Seperti yang telah saya singgung sedari awal, Qorin meluangkan waktu untuk bercerita tanpa terburu-buru menebar sebuah kengerian (yang sengaja disimpan menjelang akhir) yang keputusannya sangat penting untuk diapresiasi-andai semuanya berjalan secara kontuniti. Saya tak segan menyebut Qorin sebagai salah satu horor yang menolak arus utama dan malah terjebak pada pola yang sama.
Kelemahan mendasar Qorin adalah ketiadaan jembatan bagi filmnya dalam merangkai alur alur yang begitu berantakan. Setidaknya, karakternya memiliki daging yang cukup untuk mengembam sebuah sisi lain dari masalah terkait lingkungan pesantren yang tak sealim kelihatannya. Saya paham, Lele Laila mencoba mengangkat hal yang tengah ramai dibicarakan mengenai kasus-kasus inovatif dan membawakan filmnya pada ranah pemberdayaan wanita.
Beberapa latar belakang yang diterapkan, pun nada seksisme dari para pemangku budaya patriarki (di sini ditampilkan dalam sosok Ustaz Jaelani dan Yafi, yang diperankan secara singkat oleh Yusuf Mahardika) turut disinggung yang tadinya diniatkan sebagai ajang perluasan narasi yang sebenarnya kekurangan isi. Qorin malah sibuk kesana-kemari tanpa berhasil menyelesaikan satu permasalahan secara tuntas.
Padahal, sisi departemennya begitu berniat dengan tata artistik yang tak kalah mumpuni (kecuali penggunaan CGI yang luar biasa kasar dan inkosisten), saya menyukai adegan pemanggilan qorin yang ditangkap dibawah guyuran hujan dengan ekspresi para santri yang begitu ditekankan oleh ketakutan dan keterpaksaan dalam ketidakerdayaan karakternya.
Selanjutnya, Qorin membuat sebuah usaha terjun bebas yang kemudian melupakan akar permasalahannya sendiri dengan menempatkan beberapa cabang yang kemudian disatukan secara paksa.

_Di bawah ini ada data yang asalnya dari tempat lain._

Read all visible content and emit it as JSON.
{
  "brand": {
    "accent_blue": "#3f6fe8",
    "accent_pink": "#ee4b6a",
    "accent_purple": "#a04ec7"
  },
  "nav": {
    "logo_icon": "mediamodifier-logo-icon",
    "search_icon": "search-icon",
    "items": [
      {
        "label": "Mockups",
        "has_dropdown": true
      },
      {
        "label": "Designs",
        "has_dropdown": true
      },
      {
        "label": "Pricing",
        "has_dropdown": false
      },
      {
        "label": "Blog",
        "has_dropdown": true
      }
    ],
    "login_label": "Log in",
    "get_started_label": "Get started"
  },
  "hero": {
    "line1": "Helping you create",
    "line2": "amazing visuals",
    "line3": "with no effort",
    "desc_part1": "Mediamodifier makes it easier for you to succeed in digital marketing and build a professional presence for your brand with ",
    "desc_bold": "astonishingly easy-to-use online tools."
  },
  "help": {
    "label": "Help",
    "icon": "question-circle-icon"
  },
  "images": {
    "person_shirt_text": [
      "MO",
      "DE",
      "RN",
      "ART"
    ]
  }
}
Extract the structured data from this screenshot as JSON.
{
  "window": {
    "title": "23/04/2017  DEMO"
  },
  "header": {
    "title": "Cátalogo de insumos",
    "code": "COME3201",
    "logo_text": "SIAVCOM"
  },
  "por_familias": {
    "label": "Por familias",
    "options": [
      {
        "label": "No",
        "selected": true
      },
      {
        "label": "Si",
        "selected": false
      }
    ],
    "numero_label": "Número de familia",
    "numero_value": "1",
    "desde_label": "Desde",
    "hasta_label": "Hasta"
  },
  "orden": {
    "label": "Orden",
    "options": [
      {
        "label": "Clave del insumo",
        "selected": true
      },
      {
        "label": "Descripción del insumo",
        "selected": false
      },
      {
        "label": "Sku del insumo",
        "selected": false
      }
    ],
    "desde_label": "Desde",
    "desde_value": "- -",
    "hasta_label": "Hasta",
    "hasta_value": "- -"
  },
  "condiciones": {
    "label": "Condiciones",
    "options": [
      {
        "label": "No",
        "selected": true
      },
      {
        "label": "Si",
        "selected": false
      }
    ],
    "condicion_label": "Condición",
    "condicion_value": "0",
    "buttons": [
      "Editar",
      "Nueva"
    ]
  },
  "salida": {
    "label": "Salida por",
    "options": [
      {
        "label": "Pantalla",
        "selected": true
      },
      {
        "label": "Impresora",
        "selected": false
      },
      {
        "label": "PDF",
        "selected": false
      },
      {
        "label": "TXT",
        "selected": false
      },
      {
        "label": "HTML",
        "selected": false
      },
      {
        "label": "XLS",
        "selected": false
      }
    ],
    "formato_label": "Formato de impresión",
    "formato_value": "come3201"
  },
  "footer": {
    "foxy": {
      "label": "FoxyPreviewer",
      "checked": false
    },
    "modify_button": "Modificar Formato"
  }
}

Misalnya sebuah adegan kesurupan masal mampu memberikan sebuah kesan menakutkan, belum cukup, filmnya kemudian mencoba ranah gore yang amat malu-malu dan terpana, setelah trailernya mencerminkan sebuah keberanian menumpahkan darah secara berlebihan.
Sebagai sutradara yang berpengalaman dalam menangani urusan aksi dan darah, Ginanti Rona bak tengah tertekan membuat sebuah sajian yang kali takut menodai agama. Konklusinya sempat menampilkan sebuah pemberdayaan yang baru saja digantikan oleh deretan penampakan tak menyeramkan hasil dari CGI yang begitu berantakan. Bahkan, filmnya sempat tampil cringey akibat ketiadaan dan keinginan menampilkan set-piece sarat unsur chaos yang malah terkesan hec-tic.
Hingga datang sebuah adegan tambahan yang menandakan sebuah teror yang masih belum sepenuhnya terselesaikan yang malah menjadi sebuah penyakit pasaran sajian horor yang dibuat demi mengundang rasa penasaran dan mencuatkan sebuah lanjutan yang sebaiknya jangan diteruskan terlebih dahulu filmnya sendiri kebingungan dan tersesat dalam wujud dualismean yang malah tak memberikan sebuah pembaharuan.